BHP Billiton, G-Resources, Hindustan Unilever and Asian Bamboo -- companies with water-intensive operations -- will discuss how they tackle water-related risks and opportunities in their operations and supply chains. Dutch pension funds APG and PGGM, Singapore’s sovereign fund GIC, HSBC Global Asset Management and NBIM, the manager of the Norwegian Government Pension Fund Global, will address how they manage water risks in the companies they are invested in.
“As a long-term investor in about 8,000 companies, we expect businesses to regularly report on the risks to their operations and supply chains from increasingly scarce water supplies and water pollution,” says Anne Kvam, NBIM’s global head of ownership policy. “Failure to do so may hurt profitability at the businesses and, consequently, impact our investments.”

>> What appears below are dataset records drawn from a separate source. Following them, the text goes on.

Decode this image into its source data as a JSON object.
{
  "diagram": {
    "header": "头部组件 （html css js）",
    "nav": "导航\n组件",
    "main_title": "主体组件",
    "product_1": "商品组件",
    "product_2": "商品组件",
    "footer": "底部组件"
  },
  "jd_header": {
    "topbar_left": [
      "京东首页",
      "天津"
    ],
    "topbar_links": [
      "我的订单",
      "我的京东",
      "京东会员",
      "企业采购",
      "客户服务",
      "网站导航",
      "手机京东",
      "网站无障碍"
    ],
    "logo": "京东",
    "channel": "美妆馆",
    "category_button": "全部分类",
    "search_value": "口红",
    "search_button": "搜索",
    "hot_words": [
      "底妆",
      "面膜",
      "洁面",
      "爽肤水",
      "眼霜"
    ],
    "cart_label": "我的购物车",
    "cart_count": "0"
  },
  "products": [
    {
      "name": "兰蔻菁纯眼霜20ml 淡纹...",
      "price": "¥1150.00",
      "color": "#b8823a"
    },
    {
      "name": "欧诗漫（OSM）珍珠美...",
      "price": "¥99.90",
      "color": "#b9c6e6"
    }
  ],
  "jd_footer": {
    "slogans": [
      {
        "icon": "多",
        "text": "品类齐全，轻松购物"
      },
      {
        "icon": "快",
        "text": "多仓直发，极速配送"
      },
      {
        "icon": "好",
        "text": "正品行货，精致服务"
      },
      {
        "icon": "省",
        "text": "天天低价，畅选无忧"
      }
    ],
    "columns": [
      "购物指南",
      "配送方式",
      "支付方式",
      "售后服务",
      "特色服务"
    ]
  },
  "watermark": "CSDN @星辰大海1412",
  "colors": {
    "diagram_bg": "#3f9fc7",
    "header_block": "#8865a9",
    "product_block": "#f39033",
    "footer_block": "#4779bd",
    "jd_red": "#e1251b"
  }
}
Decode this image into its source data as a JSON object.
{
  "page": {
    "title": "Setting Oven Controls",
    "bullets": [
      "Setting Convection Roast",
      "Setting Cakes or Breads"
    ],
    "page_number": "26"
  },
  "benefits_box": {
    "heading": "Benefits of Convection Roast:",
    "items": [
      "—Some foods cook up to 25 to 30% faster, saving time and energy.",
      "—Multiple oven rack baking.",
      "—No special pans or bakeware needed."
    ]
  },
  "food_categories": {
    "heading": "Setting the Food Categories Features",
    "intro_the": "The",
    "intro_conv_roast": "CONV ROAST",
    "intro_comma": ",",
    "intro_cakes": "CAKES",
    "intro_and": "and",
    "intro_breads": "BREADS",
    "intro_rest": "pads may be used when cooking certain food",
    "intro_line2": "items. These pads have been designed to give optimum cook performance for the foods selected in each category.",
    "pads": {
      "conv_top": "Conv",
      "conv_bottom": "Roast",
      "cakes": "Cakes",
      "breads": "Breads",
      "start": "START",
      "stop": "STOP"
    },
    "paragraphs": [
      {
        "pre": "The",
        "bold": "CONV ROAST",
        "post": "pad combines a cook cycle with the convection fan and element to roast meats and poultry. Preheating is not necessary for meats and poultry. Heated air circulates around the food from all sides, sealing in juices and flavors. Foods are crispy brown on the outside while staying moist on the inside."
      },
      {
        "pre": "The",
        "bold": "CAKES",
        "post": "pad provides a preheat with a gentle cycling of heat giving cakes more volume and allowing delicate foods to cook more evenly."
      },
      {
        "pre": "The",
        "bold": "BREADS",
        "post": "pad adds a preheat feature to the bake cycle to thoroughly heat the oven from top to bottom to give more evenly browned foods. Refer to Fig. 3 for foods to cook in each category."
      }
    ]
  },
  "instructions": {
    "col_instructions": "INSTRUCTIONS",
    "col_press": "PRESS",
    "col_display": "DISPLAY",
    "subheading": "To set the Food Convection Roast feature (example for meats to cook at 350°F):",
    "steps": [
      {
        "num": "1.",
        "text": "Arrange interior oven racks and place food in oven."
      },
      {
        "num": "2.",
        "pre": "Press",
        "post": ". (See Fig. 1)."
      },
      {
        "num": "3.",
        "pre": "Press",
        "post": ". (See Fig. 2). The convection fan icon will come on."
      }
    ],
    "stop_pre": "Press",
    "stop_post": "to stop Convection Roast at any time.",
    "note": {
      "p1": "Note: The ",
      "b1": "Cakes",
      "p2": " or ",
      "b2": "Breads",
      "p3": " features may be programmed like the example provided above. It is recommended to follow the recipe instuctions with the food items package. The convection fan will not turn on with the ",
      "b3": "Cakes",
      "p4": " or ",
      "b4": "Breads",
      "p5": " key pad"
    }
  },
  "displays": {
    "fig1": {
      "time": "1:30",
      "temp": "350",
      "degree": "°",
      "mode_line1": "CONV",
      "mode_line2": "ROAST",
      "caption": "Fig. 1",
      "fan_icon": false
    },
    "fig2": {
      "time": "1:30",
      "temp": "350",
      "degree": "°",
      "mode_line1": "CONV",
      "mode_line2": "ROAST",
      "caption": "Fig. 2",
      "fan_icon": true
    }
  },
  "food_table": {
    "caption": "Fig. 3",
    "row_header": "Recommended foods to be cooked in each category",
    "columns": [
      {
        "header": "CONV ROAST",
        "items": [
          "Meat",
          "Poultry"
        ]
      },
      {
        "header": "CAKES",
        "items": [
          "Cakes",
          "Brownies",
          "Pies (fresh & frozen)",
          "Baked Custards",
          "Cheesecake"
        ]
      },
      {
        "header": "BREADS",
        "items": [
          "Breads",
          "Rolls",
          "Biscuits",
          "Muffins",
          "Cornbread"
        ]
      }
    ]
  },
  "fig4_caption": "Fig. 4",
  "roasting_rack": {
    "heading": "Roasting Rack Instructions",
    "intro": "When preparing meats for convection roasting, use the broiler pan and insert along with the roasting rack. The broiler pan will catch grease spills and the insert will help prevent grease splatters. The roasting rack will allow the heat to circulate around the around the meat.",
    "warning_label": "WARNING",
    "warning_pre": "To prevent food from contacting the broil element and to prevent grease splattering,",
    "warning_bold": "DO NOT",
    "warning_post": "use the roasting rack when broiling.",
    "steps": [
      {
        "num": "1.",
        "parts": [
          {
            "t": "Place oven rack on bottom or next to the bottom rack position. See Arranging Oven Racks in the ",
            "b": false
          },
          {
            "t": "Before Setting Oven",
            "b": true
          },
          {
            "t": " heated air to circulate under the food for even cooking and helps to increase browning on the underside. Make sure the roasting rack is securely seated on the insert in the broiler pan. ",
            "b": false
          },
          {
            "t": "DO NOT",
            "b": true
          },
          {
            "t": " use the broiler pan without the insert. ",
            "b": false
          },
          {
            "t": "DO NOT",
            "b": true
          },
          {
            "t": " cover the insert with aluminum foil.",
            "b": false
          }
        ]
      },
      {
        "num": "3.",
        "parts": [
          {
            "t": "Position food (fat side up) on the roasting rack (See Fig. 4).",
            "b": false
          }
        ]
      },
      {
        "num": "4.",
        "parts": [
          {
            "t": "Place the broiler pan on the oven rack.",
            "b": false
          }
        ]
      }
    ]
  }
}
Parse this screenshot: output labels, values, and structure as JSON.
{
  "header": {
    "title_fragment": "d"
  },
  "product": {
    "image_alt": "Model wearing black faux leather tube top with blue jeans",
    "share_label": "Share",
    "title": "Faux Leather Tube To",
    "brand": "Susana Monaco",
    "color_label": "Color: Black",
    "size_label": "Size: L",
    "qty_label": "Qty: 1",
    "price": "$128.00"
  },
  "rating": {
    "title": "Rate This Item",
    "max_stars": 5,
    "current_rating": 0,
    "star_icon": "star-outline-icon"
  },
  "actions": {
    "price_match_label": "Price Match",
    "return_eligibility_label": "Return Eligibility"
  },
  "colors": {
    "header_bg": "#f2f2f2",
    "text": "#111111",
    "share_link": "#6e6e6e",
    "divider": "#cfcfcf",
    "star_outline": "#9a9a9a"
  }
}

Growth in the economies and populations of Asia and Australia is boosting demand for water as changes in weather patterns, pollution and regulations curb supplies. NBIM has since 2011 engaged with companies in Asia and Australia that are particularly exposed to water-related risks. Our dialogues with the businesses have revealed three main areas for improvement. Companies need to evaluate water-related risks in their supply chains, not only in their own operations. They need to improve reporting on quantitative water metrics and they need to standardise their reporting.